I have great difficulty in determining what is 'already agreed' in an
organization that has no democratic decision making process. The IESG
can make decisions for the IESG but those are not necessarily
decisions of the IETF. We don't have an architecture board any more
since the legendary Kobe event.

I don't think that the architecture board pays much attention to architecture in IETF drafts. Some years ago, it could be blamed on Kobe. Nowadays, there isn't any incentive to do that work. Architecture is left to industry consortiums.

But another problem with 'already agreed' is that most often the
people prating some dogma don't realize that (1) they are repeating a
slogan summarizing what was a subtle, highly nuanced argument and (2)
the Internet of 2 billion users is very different to the Internet of
the 1970s when some of these slogans were coined.

Yes.

It is bad form to question an Area Director when he or she says "already agreed".

3) Never the right time

One of the process abuses that annoys me the most is when people find
that there is never a right time to raise their objection.

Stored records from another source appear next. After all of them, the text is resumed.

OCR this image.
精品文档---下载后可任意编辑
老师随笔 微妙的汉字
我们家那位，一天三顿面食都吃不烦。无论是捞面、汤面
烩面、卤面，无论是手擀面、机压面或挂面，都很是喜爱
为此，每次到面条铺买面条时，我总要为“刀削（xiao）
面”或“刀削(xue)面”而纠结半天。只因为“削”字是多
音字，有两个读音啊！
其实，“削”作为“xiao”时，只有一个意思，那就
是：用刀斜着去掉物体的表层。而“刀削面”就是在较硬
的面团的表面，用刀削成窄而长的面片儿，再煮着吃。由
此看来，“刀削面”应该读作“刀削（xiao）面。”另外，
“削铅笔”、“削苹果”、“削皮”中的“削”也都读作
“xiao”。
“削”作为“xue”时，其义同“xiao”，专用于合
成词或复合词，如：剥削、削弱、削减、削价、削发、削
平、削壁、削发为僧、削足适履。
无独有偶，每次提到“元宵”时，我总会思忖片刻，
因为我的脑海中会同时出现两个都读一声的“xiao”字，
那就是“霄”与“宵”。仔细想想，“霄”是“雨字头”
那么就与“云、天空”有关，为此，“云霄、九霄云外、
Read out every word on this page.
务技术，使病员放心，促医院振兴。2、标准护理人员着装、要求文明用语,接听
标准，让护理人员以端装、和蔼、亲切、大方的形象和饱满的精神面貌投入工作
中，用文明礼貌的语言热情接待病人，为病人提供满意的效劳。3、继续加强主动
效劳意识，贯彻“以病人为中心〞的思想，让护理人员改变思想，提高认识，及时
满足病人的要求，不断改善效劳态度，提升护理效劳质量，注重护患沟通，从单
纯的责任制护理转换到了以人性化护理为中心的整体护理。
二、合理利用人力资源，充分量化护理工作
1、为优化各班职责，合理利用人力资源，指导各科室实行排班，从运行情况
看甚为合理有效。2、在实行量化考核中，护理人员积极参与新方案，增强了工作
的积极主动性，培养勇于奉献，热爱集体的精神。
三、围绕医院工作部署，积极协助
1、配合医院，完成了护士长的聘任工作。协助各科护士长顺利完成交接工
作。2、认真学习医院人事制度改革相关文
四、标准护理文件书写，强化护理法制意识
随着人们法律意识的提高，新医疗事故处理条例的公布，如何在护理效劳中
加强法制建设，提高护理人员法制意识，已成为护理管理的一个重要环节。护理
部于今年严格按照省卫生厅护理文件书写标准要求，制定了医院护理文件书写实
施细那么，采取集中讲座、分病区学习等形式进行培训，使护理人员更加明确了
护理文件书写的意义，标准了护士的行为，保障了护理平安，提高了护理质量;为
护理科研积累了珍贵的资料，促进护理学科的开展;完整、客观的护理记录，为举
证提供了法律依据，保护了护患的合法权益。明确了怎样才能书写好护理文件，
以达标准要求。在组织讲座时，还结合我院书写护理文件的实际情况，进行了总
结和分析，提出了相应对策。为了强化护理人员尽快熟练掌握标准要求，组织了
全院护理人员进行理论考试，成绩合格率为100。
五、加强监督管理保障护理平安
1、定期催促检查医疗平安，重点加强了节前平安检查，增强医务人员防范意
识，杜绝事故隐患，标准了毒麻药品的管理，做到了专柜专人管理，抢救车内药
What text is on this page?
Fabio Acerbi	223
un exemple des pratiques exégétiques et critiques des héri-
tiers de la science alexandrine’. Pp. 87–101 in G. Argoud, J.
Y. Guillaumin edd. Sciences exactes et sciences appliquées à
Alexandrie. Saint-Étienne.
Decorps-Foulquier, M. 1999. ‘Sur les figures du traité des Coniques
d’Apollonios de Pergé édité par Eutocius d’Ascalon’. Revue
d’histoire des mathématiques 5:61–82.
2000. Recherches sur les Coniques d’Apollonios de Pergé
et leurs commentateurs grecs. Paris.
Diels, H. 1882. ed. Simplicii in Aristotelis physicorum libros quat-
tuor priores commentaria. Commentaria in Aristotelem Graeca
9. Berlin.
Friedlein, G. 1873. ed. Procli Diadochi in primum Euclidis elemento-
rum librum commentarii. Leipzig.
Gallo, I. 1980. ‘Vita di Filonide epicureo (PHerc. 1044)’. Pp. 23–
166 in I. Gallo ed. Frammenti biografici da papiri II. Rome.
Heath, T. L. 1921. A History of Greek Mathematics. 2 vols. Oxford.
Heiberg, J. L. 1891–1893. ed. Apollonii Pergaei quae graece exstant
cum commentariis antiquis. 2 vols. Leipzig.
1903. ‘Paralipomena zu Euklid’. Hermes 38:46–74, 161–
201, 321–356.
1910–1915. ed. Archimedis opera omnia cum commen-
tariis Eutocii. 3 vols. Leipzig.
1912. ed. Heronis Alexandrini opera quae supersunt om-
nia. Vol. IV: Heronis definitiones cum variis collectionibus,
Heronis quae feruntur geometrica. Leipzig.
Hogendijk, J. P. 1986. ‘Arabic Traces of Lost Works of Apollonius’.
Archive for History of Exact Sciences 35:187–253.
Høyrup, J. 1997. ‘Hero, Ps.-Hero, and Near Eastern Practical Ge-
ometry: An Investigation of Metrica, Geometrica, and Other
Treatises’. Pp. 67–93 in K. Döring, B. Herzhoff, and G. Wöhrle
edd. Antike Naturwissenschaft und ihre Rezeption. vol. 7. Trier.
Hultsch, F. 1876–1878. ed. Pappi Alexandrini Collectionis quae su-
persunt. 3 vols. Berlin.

During
charter formation they will be told that the focus must be highly
restricted to get anywhere. During the Working Group they are told it
is not in the charter. Then decisions get made that pre-empt their
proposal completely and they are told that it is too late THEY SHOULD
HAVE RAISED THEM EARLIER.

In my opinion the IESG would like to get feedback when they sent out a charter for review. I don't know the level of feedback it receives. If I had Recall privileges I would consider using it when there are process abuses.

The following question may be relevant:

  'Is the proposed work plan an open IETF effort or is it an attempt
   to "bless" non-IETF technology where the effect of input from IETF
   participants may be limited?'

And:

  The interest must be broad enough that a working group would not be seen
  as merely the activity of an industry consortium.